À l’inverse si, devant son ordinateur, la cambrure est relâchée et le dos arrondi, alors :
- Les épaules et le cou sont crispés,
- Les tensions dans le thorax peuvent provoquer angoisse et troubles digestifs,
- Les lombaires sont cisaillées s’il y a des mouvements de rotation du tronc pour prendre un dossier à droite, à gauche (comme lorsque l’on soulève une charge),
- La main, le poignet et le coude droits sont crispés (c’est la “maladie de la souris“),
- Le visage se ferme,
- Et il y a baisse de l’attention.
Peut-on être trop cambré ?
Il ne faut pas confondre la cambrure naturelle (qui est notre force et notre spécificité d’être humain), avec une courbure pathologique (qui est la compensation de tensions venues d’ailleurs). Cette dernière relève du traitement ostéopathique.
En position debout
Pour se tenir “droit“ et sans effort il suffit de reculer un petit peu le thorax, en équilibre sur les talons, ce qui a pour résultats :
1) D’enclencher les apophyses articulaires des vertèbres lombaires, ce qui donne toute sa force à cette zone et produit une sensation de solidité et de confort ;
2) De faire basculer les épaules en arrière de l’axe des hanches, ce qui permet de les sentir basses et dégagées ;
3) Enfin, d’ouvrir le thorax (et le visage), procurant ainsi une sensation de force et de bien-être.
Pour aller plus loin sur le rôle de la cambrure
Plusieurs articles insistent également sur le rôle déterminant de la cambrure lombaire :
– Courbures lombaire et cervicale, si on arrêtait les erreurs ? par Rachid Ziane, Steeve Chiapolini et Guillaume Laffaye (Guillaume Laffaye est professeur d’EPS agrégé, maître de conférences et habilité à diriger des recherches. Spécialiste de biomécanique, membre du laboratoire Complexité, Innovation, Activités Motrices et Sportives (CIAMS) de l’Université Paris-Saclay)

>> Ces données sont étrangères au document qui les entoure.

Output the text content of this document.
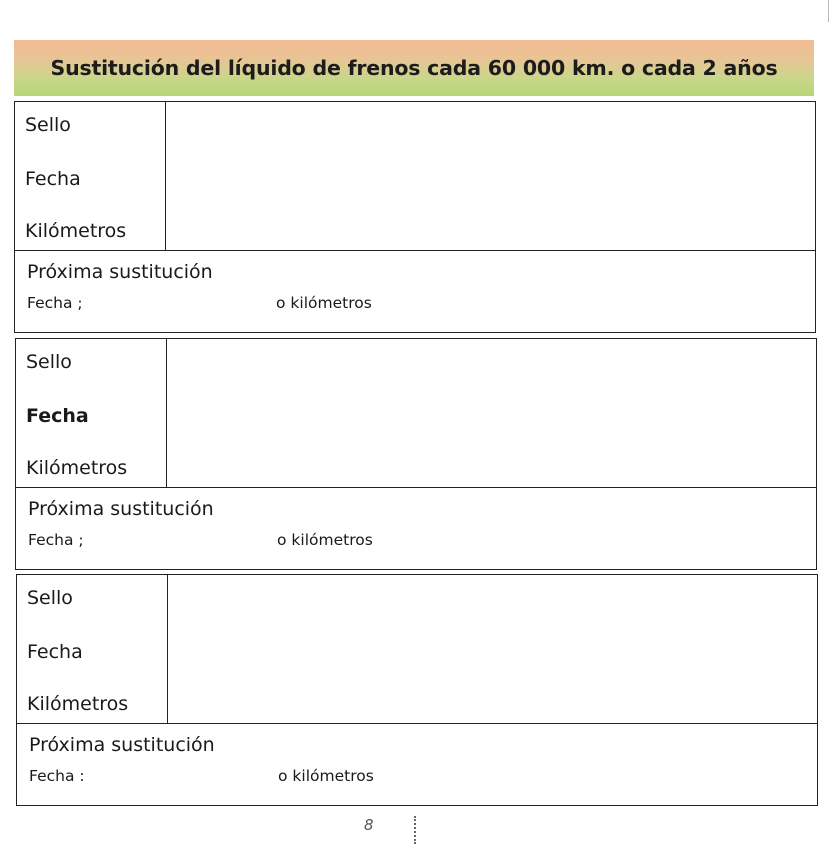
Sustitución del líquido de frenos cada 60 000 km. o cada 2 años
Sello
Fecha
Kilómetros
Próxima sustitución
Fecha ;	o kilómetros
Sello
Fecha
Kilómetros
Próxima sustitución
Fecha ;	o kilómetros
Sello
Fecha
Kilómetros
Próxima sustitución
Fecha :	o kilómetros
8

- Le site d’haltérophilie The Power Institute
https://www.thepowerinstitute.fr/halterophilie-fixez-votre-dos/
- Différents articles sur la méthode MacKenzie, développée dans les années 50 par un physiothérapeute néo-zélandais et qui utilise la cambrure lombaire dans le traitement des lombalgies
https://www.penser-et-agir.fr/methode-mckenzie/
https://www.cekcb.fr/therapies-manuelles/methode-mc-kenzie/
https://tonigo.fr/livres-methode-mckenzie/4-soignez-votre-dos-vous-meme
Notes de l’auteur
(1) : J’ai rapporté mes expériences cliniques à ce sujet dans mon ouvrage L’ostéopathie en douceur, de la parascoliose à la Torsion Physiologique, Sully, Vannes, 2006. Le présent texte est un condensé du chapitre 6 de ce livre (Une autre approche du corps, pp. 183 à 206).
Ces principes ont été développés, à l’usage des praticiens, dans mes deux ouvrages suivants : La Torsion Physiologique en ostéopathie comparée, de l’humain au quadrupède, Sully, Vannes, 2013 et La spirale ascendante en ostéopathie comparée, le Mécanisme Respiratoire Primaire revisité par la Torsion Physiologique, Sully, Vannes, 2020.
(2) : Cela est apparu notamment dans le contexte de la rééducation post opératoire à la suite des premières opérations d’hernies discales, au cours de années 1960.